M. Jean-René Lecerf, rapporteur. Or, dans ce cadre traditionnel, la circonstance aggravante concerne les mineurs de quinze ans.
M. Jean-René Lecerf, rapporteur. Effectivement, l'amendement que nous avons proposé ne change rien par rapport à l'architecture issue de l'Assemblée nationale, hormis sur un point : nous considérons comme des majeurs les mineurs qui sont non pas des mineurs pénaux, mais des mineurs au sens classique du terme, entre quinze ans et dix-huit ans. Nous estimions en effet que c'était plus cohérent avec les autres dispositions du code pénal.
Cela dit, je comprends très bien la volonté qui est la vôtre de faire en sorte que, sur la rétention de sûreté, on s'écarte effectivement du dispositif classique du code pénal pour considérer que ladite infraction sur mineur n'a pas à être aggravée.
Toutefois, aucun sous-amendement n'ayant été déposé par le Gouvernement, je suggère que l'on adopte le texte de la commission sur ce point. Lors de la commission mixte paritaire, nous aurons le temps d'aménager la rédaction de cet article, et je ferai bien évidemment connaître notre position.

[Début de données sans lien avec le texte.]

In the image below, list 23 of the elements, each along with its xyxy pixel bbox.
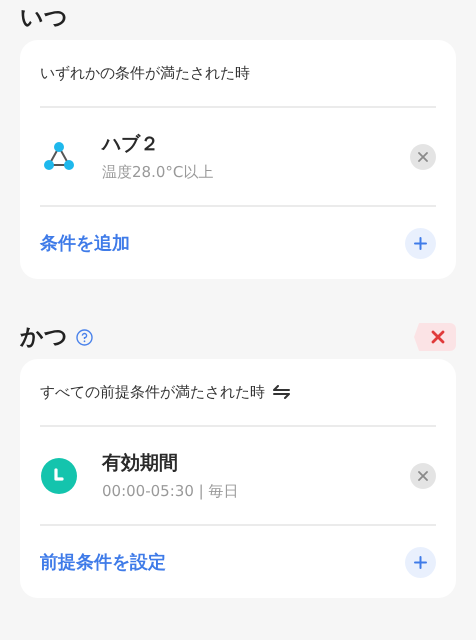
add-button[interactable] [405,546,436,578]
plus-icon [414,236,427,250]
condition-detail: 00:00-05:30 | 毎日 [102,481,238,502]
condition-mode-text: いずれかの条件が満たされた時 [40,62,250,84]
close-icon [418,152,428,162]
condition-mode-text: すべての前提条件が満たされた時 [40,382,265,403]
add-condition-link[interactable]: 前提条件を設定 [40,548,166,576]
help-icon[interactable] [76,328,93,346]
condition-name: 有効期間 [102,450,179,476]
close-icon [431,330,445,344]
add-button[interactable] [405,228,436,258]
remove-button[interactable] [410,144,436,170]
plus-icon [414,556,427,568]
section-title: かつ [20,322,68,352]
delete-button[interactable] [414,323,456,351]
condition-name: ハブ２ [102,132,160,156]
add-condition-link[interactable]: 条件を追加 [40,230,130,256]
clock-icon [40,456,78,494]
swap-icon[interactable] [273,385,290,399]
section-title: いつ [20,4,68,33]
condition-detail: 温度28.0°C以上 [102,162,214,183]
remove-button[interactable] [410,462,436,488]
close-icon [418,470,428,480]
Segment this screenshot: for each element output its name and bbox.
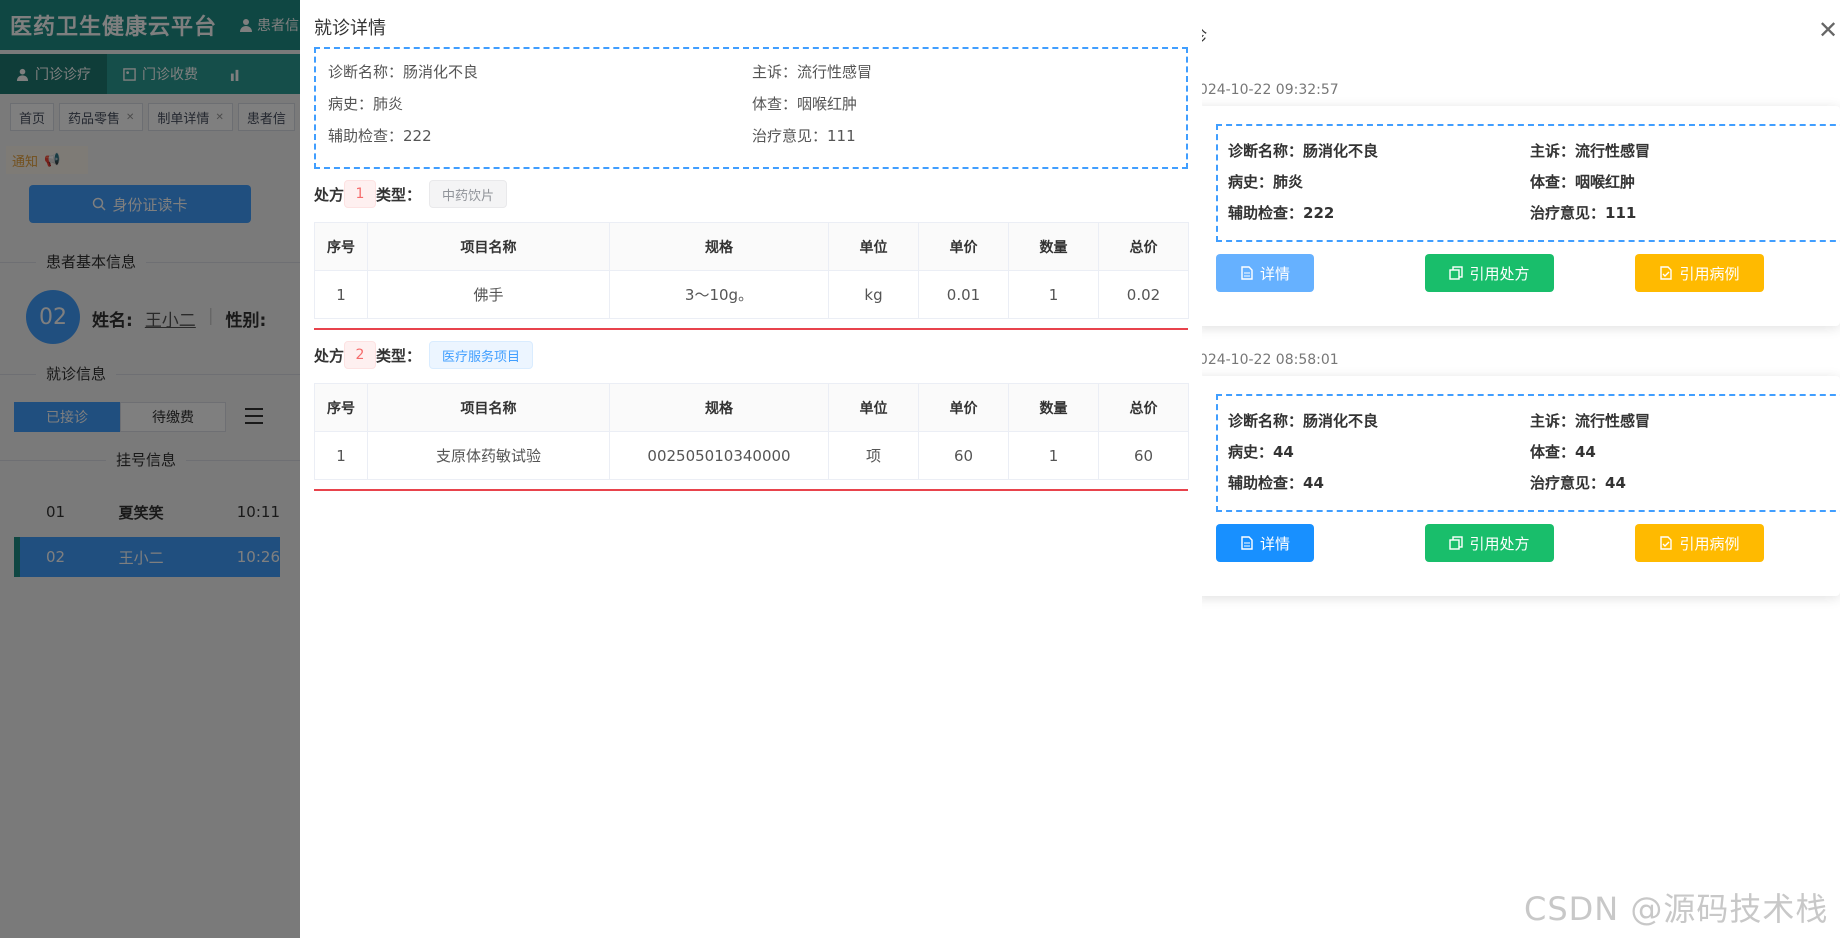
quote-prescription-button[interactable]: 引用处方 xyxy=(1425,254,1554,292)
record-summary-box: 诊断名称：肠消化不良 主诉：流行性感冒 病史：肺炎 体查：咽喉红肿 辅助检查：2… xyxy=(1216,124,1840,242)
quote-case-label: 引用病例 xyxy=(1679,534,1740,553)
record-treatment: 治疗意见：111 xyxy=(1530,204,1637,222)
col-total: 总价 xyxy=(1098,222,1189,271)
modal-title: 就诊详情 xyxy=(314,18,386,39)
file-check-icon xyxy=(1660,536,1673,550)
diagnosis-summary-box: 诊断名称：肠消化不良 主诉：流行性感冒 病史：肺炎 体查：咽喉红肿 辅助检查：2… xyxy=(314,47,1188,169)
cell-spec: 3～10g。 xyxy=(609,270,829,319)
record-diagnosis: 诊断名称：肠消化不良 xyxy=(1228,412,1379,430)
record-card: 诊断名称：肠消化不良 主诉：流行性感冒 病史：44 体查：44 辅助检查：44 … xyxy=(1190,376,1840,596)
copy-icon xyxy=(1449,266,1464,280)
prescription-table: 序号 项目名称 规格 单位 单价 数量 总价 1 支原体药敏试验 0025050… xyxy=(314,383,1189,480)
detail-label: 详情 xyxy=(1259,264,1290,283)
record-aux-exam: 辅助检查：222 xyxy=(1228,204,1335,222)
record-complaint: 主诉：流行性感冒 xyxy=(1530,412,1651,430)
col-total: 总价 xyxy=(1098,383,1189,432)
record-diagnosis: 诊断名称：肠消化不良 xyxy=(1228,142,1379,160)
cell-spec: 002505010340000 xyxy=(609,431,829,480)
cell-unit-price: 0.01 xyxy=(918,270,1009,319)
file-check-icon xyxy=(1660,266,1673,280)
record-summary-box: 诊断名称：肠消化不良 主诉：流行性感冒 病史：44 体查：44 辅助检查：44 … xyxy=(1216,394,1840,512)
col-quantity: 数量 xyxy=(1008,222,1099,271)
col-spec: 规格 xyxy=(609,383,829,432)
visit-detail-modal: 就诊详情 诊断名称：肠消化不良 主诉：流行性感冒 病史：肺炎 体查：咽喉红肿 辅… xyxy=(300,0,1202,938)
chief-complaint: 主诉：流行性感冒 xyxy=(752,63,873,81)
type-label: 类型： xyxy=(376,346,422,365)
record-history: 病史：44 xyxy=(1228,443,1294,461)
watermark: CSDN @源码技术栈 xyxy=(1524,890,1829,928)
quote-prescription-button[interactable]: 引用处方 xyxy=(1425,524,1554,562)
cell-total: 0.02 xyxy=(1098,270,1189,319)
record-time: 2024-10-22 08:58:01 xyxy=(1190,352,1339,368)
prescription-type-tag: 医疗服务项目 xyxy=(429,341,534,369)
quote-prescription-label: 引用处方 xyxy=(1469,264,1530,283)
prescription-label: 处方 xyxy=(314,185,345,204)
quote-case-label: 引用病例 xyxy=(1679,264,1740,283)
detail-label: 详情 xyxy=(1259,534,1290,553)
col-unit: 单位 xyxy=(828,222,919,271)
prescription-divider xyxy=(314,489,1188,491)
record-complaint: 主诉：流行性感冒 xyxy=(1530,142,1651,160)
prescription-index-badge: 1 xyxy=(344,180,377,208)
cell-unit: kg xyxy=(828,270,919,319)
cell-total: 60 xyxy=(1098,431,1189,480)
cell-unit-price: 60 xyxy=(918,431,1009,480)
prescription-type-tag: 中药饮片 xyxy=(429,180,508,208)
history-drawer: 诊 ✕ 2024-10-22 09:32:57 诊断名称：肠消化不良 主诉：流行… xyxy=(1190,0,1840,938)
col-unit-price: 单价 xyxy=(918,222,1009,271)
prescription-divider xyxy=(314,328,1188,330)
prescription-header: 处方 1 类型： 中药饮片 xyxy=(314,180,508,208)
diagnosis-name: 诊断名称：肠消化不良 xyxy=(328,63,479,81)
close-icon[interactable]: ✕ xyxy=(1818,18,1838,42)
cell-quantity: 1 xyxy=(1008,431,1099,480)
col-spec: 规格 xyxy=(609,222,829,271)
record-aux-exam: 辅助检查：44 xyxy=(1228,474,1324,492)
col-item-name: 项目名称 xyxy=(367,383,610,432)
col-index: 序号 xyxy=(314,222,368,271)
col-quantity: 数量 xyxy=(1008,383,1099,432)
auxiliary-exam: 辅助检查：222 xyxy=(328,127,432,145)
col-unit: 单位 xyxy=(828,383,919,432)
table-header-row: 序号 项目名称 规格 单位 单价 数量 总价 xyxy=(314,383,1189,432)
quote-case-button[interactable]: 引用病例 xyxy=(1635,524,1764,562)
record-history: 病史：肺炎 xyxy=(1228,173,1304,191)
treatment-opinion: 治疗意见：111 xyxy=(752,127,856,145)
col-unit-price: 单价 xyxy=(918,383,1009,432)
quote-prescription-label: 引用处方 xyxy=(1469,534,1530,553)
record-treatment: 治疗意见：44 xyxy=(1530,474,1626,492)
quote-case-button[interactable]: 引用病例 xyxy=(1635,254,1764,292)
record-card: 诊断名称：肠消化不良 主诉：流行性感冒 病史：肺炎 体查：咽喉红肿 辅助检查：2… xyxy=(1190,106,1840,326)
prescription-table: 序号 项目名称 规格 单位 单价 数量 总价 1 佛手 3～10g。 kg 0.… xyxy=(314,222,1189,319)
detail-button[interactable]: 详情 xyxy=(1216,524,1314,562)
detail-button[interactable]: 详情 xyxy=(1216,254,1314,292)
copy-icon xyxy=(1449,536,1464,550)
document-icon xyxy=(1241,536,1253,550)
col-item-name: 项目名称 xyxy=(367,222,610,271)
record-time: 2024-10-22 09:32:57 xyxy=(1190,82,1339,98)
cell-index: 1 xyxy=(314,270,368,319)
cell-quantity: 1 xyxy=(1008,270,1099,319)
type-label: 类型： xyxy=(376,185,422,204)
prescription-header: 处方 2 类型： 医疗服务项目 xyxy=(314,341,534,369)
cell-item-name: 支原体药敏试验 xyxy=(367,431,610,480)
cell-index: 1 xyxy=(314,431,368,480)
record-physical-exam: 体查：44 xyxy=(1530,443,1596,461)
prescription-index-badge: 2 xyxy=(344,341,377,369)
cell-item-name: 佛手 xyxy=(367,270,610,319)
table-row: 1 佛手 3～10g。 kg 0.01 1 0.02 xyxy=(314,270,1189,319)
prescription-label: 处方 xyxy=(314,346,345,365)
col-index: 序号 xyxy=(314,383,368,432)
cell-unit: 项 xyxy=(828,431,919,480)
physical-exam: 体查：咽喉红肿 xyxy=(752,95,858,113)
table-header-row: 序号 项目名称 规格 单位 单价 数量 总价 xyxy=(314,222,1189,271)
document-icon xyxy=(1241,266,1253,280)
record-physical-exam: 体查：咽喉红肿 xyxy=(1530,173,1636,191)
medical-history: 病史：肺炎 xyxy=(328,95,404,113)
table-row: 1 支原体药敏试验 002505010340000 项 60 1 60 xyxy=(314,431,1189,480)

Cela dit, le Sénat ne s'oppose pas à ce que les mineurs de quinze ans à dix-huit ans soient également concernés par le dispositif.
M. le président. Veuillez poursuivre, madame le garde des sceaux.
Mme Rachida Dati, garde des sceaux. Le Gouvernement s'en remet donc à la sagesse du Sénat sur l'amendement n° 1.
M. Jean-René Lecerf, rapporteur. Mes chers collègues, il est fort probable que le texte définitif s'éloigne de la rédaction que vous vous apprêtez à adopter en votant cet amendement !
M. Christian Cointat. Pas trop quand même !
M. Jean-Jacques Hyest, président de la commission des lois. Le moins possible ! (Sourires.)
M. le président. Poursuivez, madame le garde des sceaux.
Mme Rachida Dati, garde des sceaux. J'en viens au sous-amendement n° 81 rectifié.
Monsieur Fauchon, le fait que la rétention de sûreté soit exceptionnelle constitue une garantie supplémentaire. C'est la raison pour laquelle il semble nécessaire de conserver son caractère d'exception à une mesure de ce type.
L'adverbe « toujours » vise à caractériser la dangerosité, qui est liée à la gravité des infractions commises initialement. Nous avons donc souhaité conserver cet adverbe au regard du risque de récidive.
Je vous demande donc, monsieur Fauchon, de bien vouloir retirer votre sous-amendement.